Though I want to ask him endless questions about my mother and what it means to fail the mindscan, my mouth goes dry, my mind completely blank. My mother’s erratic behavior over the years, her distrust of the government, the mindscan process, her fear for me is suddenly justified. The only piece that doesn’t fit is why she’d warn me to protect my mind. Maybe she suspected I’d end up here no matter what I did, and her message was meant to remind me to be strong and not let them break me. God, I wish I could just talk to her one more time.
“
So, what does this mean? What do you want with me?” My voice shakes, though I do my best to sound calm, strong. I have to.
“Instead of sitting in there to rot,” his head tips back toward the mental ward, “you’re going to become a side project of mine.”
I don’t know which is worse – laying in Ward A, drugged unconscious or being O’Donovan’s lab rat – but it’s not like I have a choice. Maybe I can find out what he knows about my mom.
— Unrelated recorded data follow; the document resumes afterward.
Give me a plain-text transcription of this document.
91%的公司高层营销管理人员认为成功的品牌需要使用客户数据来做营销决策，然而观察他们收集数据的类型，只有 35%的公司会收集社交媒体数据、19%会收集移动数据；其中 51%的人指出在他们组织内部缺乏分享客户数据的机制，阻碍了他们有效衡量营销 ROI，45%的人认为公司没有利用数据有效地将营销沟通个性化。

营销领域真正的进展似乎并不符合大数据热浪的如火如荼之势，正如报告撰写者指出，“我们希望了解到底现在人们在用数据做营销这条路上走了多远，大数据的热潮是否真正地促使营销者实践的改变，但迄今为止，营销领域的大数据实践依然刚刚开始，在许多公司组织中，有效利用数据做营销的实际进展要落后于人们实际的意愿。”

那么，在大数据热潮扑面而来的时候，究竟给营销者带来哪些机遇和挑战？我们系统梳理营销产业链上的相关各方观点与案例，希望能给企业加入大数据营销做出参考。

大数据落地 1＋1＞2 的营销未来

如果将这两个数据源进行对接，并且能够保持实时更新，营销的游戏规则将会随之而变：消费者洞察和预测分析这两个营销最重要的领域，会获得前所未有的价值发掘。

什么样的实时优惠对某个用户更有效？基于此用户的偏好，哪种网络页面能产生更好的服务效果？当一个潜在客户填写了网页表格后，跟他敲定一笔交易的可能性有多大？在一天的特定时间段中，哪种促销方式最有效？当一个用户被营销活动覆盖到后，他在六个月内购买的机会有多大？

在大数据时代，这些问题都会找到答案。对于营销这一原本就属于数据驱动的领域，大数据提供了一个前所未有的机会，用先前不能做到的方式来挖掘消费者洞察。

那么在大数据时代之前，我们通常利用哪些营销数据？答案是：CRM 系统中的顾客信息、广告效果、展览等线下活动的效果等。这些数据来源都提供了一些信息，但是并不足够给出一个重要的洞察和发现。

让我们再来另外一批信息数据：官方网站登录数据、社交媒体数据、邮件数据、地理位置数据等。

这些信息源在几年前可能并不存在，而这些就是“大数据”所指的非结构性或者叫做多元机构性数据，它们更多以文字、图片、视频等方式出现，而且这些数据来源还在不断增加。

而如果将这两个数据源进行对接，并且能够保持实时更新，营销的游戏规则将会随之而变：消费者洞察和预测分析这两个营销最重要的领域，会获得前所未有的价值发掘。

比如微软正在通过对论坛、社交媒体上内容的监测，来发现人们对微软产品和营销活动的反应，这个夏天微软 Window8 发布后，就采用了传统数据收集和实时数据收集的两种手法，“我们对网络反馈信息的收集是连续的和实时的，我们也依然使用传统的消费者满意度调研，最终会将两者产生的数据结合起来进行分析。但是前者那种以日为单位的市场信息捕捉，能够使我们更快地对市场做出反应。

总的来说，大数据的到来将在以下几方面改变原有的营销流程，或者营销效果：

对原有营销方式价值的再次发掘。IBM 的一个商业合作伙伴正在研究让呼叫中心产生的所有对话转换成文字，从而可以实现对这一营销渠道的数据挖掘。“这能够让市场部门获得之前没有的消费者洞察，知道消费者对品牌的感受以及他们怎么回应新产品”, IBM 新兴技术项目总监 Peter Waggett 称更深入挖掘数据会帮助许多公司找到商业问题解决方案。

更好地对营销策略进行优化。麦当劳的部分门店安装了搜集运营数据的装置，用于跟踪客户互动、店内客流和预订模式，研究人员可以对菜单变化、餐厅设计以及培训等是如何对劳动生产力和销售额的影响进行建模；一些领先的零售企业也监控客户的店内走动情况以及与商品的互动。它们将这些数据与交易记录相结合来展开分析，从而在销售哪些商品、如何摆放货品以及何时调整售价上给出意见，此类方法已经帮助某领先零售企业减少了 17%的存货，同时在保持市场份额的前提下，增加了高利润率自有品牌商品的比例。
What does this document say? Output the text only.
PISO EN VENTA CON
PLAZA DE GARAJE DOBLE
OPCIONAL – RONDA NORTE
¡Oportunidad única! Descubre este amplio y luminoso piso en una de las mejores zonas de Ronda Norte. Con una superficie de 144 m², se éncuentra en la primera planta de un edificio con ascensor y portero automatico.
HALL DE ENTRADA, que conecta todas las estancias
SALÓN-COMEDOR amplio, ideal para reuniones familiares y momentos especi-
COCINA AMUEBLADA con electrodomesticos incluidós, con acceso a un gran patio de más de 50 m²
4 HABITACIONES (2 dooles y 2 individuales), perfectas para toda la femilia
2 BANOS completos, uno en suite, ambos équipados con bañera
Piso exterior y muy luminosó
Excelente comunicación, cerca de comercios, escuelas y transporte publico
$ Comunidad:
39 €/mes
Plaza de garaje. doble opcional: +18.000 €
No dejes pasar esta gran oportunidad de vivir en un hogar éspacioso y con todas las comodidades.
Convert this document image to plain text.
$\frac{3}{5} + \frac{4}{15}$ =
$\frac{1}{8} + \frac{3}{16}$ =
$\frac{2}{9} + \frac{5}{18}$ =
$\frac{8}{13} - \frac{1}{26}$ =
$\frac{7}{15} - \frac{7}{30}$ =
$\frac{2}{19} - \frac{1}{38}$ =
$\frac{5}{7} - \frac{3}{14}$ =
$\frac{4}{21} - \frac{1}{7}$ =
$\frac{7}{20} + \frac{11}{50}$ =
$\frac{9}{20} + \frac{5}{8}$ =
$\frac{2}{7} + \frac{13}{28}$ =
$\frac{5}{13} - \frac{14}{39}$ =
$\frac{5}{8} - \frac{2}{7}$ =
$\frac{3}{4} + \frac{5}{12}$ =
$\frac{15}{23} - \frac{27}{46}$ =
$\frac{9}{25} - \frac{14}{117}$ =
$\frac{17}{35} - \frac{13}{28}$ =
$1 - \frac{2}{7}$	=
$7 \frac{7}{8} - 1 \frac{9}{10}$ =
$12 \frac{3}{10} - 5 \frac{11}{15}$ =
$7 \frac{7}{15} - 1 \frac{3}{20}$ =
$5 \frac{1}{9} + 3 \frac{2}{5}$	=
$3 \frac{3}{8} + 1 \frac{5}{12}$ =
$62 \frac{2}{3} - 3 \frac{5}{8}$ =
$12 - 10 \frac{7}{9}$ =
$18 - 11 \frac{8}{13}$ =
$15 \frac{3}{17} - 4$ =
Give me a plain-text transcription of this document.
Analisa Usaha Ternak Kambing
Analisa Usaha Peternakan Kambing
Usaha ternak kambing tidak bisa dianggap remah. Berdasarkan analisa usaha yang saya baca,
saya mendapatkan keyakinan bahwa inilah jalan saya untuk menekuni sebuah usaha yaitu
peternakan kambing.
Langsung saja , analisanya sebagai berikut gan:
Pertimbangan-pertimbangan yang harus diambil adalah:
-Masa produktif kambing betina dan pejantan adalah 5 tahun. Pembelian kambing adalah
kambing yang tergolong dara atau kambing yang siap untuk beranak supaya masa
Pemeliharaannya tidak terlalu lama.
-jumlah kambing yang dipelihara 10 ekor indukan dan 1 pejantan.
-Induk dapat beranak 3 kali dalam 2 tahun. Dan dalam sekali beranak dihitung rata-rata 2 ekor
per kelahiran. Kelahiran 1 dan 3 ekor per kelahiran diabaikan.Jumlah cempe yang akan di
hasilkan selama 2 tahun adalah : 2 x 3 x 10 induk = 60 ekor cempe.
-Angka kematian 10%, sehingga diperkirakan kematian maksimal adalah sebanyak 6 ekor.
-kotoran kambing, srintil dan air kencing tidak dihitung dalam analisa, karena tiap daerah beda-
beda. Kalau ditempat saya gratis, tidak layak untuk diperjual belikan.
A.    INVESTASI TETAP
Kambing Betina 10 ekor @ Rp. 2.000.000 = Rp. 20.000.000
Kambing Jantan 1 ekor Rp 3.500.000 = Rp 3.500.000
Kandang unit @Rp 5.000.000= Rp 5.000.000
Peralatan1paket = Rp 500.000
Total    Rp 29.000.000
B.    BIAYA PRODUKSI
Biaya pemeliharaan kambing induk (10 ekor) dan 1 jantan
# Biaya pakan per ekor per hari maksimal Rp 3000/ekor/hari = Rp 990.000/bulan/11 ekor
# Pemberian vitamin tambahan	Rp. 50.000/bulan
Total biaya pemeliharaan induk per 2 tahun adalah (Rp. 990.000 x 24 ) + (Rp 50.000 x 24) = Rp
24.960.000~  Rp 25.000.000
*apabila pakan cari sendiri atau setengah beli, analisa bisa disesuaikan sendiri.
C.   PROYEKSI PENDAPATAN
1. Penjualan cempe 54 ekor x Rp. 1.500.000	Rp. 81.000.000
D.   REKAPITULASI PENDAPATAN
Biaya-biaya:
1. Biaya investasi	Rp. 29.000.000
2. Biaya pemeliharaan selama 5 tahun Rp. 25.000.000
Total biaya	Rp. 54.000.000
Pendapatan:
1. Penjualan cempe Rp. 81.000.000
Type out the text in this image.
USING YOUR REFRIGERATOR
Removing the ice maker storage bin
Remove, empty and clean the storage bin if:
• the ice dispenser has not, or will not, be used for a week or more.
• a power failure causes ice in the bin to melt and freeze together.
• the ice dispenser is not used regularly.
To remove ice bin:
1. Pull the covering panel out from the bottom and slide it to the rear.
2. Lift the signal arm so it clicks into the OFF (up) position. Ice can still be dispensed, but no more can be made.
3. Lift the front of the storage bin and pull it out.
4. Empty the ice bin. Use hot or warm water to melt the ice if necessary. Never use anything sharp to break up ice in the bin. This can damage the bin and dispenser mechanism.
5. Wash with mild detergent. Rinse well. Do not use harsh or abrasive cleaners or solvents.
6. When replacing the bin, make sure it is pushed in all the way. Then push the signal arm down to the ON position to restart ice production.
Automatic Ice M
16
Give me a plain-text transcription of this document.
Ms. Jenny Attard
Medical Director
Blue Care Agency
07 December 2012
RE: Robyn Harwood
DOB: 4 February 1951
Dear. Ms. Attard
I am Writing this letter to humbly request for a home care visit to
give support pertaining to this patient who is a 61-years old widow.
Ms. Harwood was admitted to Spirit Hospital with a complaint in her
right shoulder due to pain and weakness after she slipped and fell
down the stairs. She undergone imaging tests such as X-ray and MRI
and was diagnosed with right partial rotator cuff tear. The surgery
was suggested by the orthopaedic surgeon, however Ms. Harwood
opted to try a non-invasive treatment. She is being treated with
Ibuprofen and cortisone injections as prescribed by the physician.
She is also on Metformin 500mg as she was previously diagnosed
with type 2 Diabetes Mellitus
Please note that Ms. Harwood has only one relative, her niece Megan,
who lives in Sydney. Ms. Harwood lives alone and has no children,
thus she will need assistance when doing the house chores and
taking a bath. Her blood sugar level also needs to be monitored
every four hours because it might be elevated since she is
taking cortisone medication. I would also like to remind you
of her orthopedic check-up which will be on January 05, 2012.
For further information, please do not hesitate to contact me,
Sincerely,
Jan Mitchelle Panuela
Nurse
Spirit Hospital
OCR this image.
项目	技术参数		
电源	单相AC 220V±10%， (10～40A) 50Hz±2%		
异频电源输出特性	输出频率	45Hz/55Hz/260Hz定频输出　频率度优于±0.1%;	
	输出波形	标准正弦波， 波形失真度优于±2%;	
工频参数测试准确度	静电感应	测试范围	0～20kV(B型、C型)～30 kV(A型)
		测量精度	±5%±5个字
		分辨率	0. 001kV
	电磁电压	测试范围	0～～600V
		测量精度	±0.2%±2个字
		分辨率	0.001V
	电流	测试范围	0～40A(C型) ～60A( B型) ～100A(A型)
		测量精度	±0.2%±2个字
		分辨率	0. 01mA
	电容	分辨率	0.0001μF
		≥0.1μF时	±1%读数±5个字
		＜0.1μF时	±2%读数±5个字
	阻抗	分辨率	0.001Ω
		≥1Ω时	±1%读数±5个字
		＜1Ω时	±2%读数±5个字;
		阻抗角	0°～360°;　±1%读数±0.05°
He presses an intercom button on the data terminal. “Yeah, come in. We’re ready for you.”
The door pushes open, and a man with rectangular glasses and a white lab coat introduces himself as Dr. Nolan, followed by Will, who won’t meet my eyes.
“I want a full battery of tests, mental, intellectual,” O’Donovan says to Dr. Nolan. “Along with physical and endurance,” he says to Will who still won’t look directly at me. His eyes are focused on my hands that lie still in my lap, or more specifically, at my tattoo. The memory of him visiting me in the night floods my senses, and I blush involuntarily.
“We can’t seem to get inside your head.” O’Donovan reaches out toward me, and I try not to flinch as he taps a finger sharply at my temple. “And I intend to find out why.” The look in his eyes says it all. He’ll stop at nothing until I’m a broken heap on the floor. He turns back to Dr. Nolan and Will. “As long as it takes, as much as it costs, find me something. I want a report at the end of each day.” And then he turns on his heel and leaves the room, Will saluting him until he’s through the door.
The air in the room is heavy, too still. I can sense them deciding what to do with me, who should take me first.
“You start,” Will says to Dr. Nolan after a minute. “I’ll go set up for the physical tests.” The heavy door clicks into place behind him, leaving me alone with Dr. Nolan.
I position myself on the stool in front of the data terminal to begin the intelligence tests.